Wheelchair basketball is basketball adapted for those with physical disabilities.
A person must have a permanent lower extremity disability that precludes them from playing competitive stand up basketball. Wheelchair basketball is intended for a wide range of disabilities including, but not limited to, spinal cord injury, spina bifida, lower extremity amputation, cerebral palsy, and permanent joint disorders. It is NOT required that the participant uses a wheelchair for everyday mobility. There are many ambulatory (walking) participants that participate in wheelchair basketball.

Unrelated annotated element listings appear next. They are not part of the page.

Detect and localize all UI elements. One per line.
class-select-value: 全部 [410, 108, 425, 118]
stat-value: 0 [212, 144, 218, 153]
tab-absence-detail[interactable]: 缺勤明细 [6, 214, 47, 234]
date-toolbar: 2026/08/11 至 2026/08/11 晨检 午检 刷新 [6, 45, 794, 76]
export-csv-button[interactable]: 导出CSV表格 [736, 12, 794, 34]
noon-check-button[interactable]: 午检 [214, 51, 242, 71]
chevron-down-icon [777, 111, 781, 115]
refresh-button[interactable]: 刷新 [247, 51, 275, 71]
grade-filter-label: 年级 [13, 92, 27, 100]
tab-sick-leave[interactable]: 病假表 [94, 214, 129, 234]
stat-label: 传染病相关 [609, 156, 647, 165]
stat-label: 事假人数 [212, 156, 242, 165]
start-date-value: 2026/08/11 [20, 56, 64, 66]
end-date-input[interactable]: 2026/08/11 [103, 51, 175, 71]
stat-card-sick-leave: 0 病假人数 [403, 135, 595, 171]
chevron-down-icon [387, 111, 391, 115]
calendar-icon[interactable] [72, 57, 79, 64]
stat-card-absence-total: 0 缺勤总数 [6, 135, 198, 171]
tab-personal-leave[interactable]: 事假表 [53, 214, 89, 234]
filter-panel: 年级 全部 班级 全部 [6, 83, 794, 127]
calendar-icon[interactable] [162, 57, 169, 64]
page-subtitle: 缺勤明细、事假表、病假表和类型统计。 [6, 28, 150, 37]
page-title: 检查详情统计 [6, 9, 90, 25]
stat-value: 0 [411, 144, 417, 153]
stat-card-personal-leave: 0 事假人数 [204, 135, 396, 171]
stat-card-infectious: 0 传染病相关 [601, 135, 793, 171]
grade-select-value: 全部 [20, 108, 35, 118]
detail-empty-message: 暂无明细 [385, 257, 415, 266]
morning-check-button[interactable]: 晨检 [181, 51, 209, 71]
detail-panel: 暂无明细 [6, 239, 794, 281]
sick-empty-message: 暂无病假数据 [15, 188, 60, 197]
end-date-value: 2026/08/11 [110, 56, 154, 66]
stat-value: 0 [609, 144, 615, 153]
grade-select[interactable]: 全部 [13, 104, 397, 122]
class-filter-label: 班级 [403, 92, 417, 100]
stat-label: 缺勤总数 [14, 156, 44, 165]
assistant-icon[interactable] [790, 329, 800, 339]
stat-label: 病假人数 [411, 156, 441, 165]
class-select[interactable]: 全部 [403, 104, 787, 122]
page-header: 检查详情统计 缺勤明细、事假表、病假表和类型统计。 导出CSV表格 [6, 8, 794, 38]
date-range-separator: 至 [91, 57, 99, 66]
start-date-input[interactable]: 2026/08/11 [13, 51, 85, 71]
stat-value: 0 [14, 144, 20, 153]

Weekly Practices: Wednesdays, 6-8pm
October 16, 23
November 6, 13
December 4, 11, 18
January 8, 15, 22, 29
February 5, 12, 19, 26
March 11, 18, 25
There is no participation fee. Adaptive Sports Iowa provides a sports wheelchair to all participants.
Western Hills Elementary- 600 39th St, West Des Moines, IA 50265
Join the Iowa Renegade Wheelchair Basketball Facebook page for details.
IOWA RENEGADE TEAM INFORMATION
ADAPTIVE SPORTS IOWA IS THE PROUD ORGANIZER OF IOWA RENEGADE WHEELCHAIR BASKETBALL
In order to be eligible to take part in practices and compete all participants to be have an ambulatory disability (physical disability limiting lower limb movement)
Practices are open to all skill levels.
WHEELCHAIR BASKETBALL INFORMATION AND RULES
Wheelchair basketball is a sport that has grown immensely in the United States and around the world. Many countries have leagues and national Paralympic teams.
Wheelchair basketball adapts the majority of its rules from the official NCAA basketball rule book. Modifications are made for dribbling. For example, “travelling” in wheelchair basketball occurs when the athlete touches their wheels more than twice after receiving or dribbling the ball. The majority of the aspects of the game of basketball are retained such as a 10-foot basketball hoop and standard basketball court size.
Because disability is complex and affects each individual differently, a classification system has been implemented in competition to level the playing field between teams. The classification system evaluates the functional abilities of players on a point scale of 1 to 4.5. Minimally disabled athletes are classified as a 4.5, and an individual with the highest degree of disability (such as a paraplegic with a complete injury below the chest) would have the classification of 1.0. Competitions restrict the number of points allowable on the court at one time. The five players from each team on the court during play may not exceed a total of 12 points.
Basketball wheelchairs, also known as sports chairs, are specifically designed wheelchairs for activity. Basketball chairs have wheels that are angled outward so that the center of gravity has to move a greater distance before it tips the chair making it much safer for play. The chairs are also designed with tip bars making it difficult to tip backwards, an adjustable lap belt to better secure the user to the chair, and footplate with a guard to increase physical safety.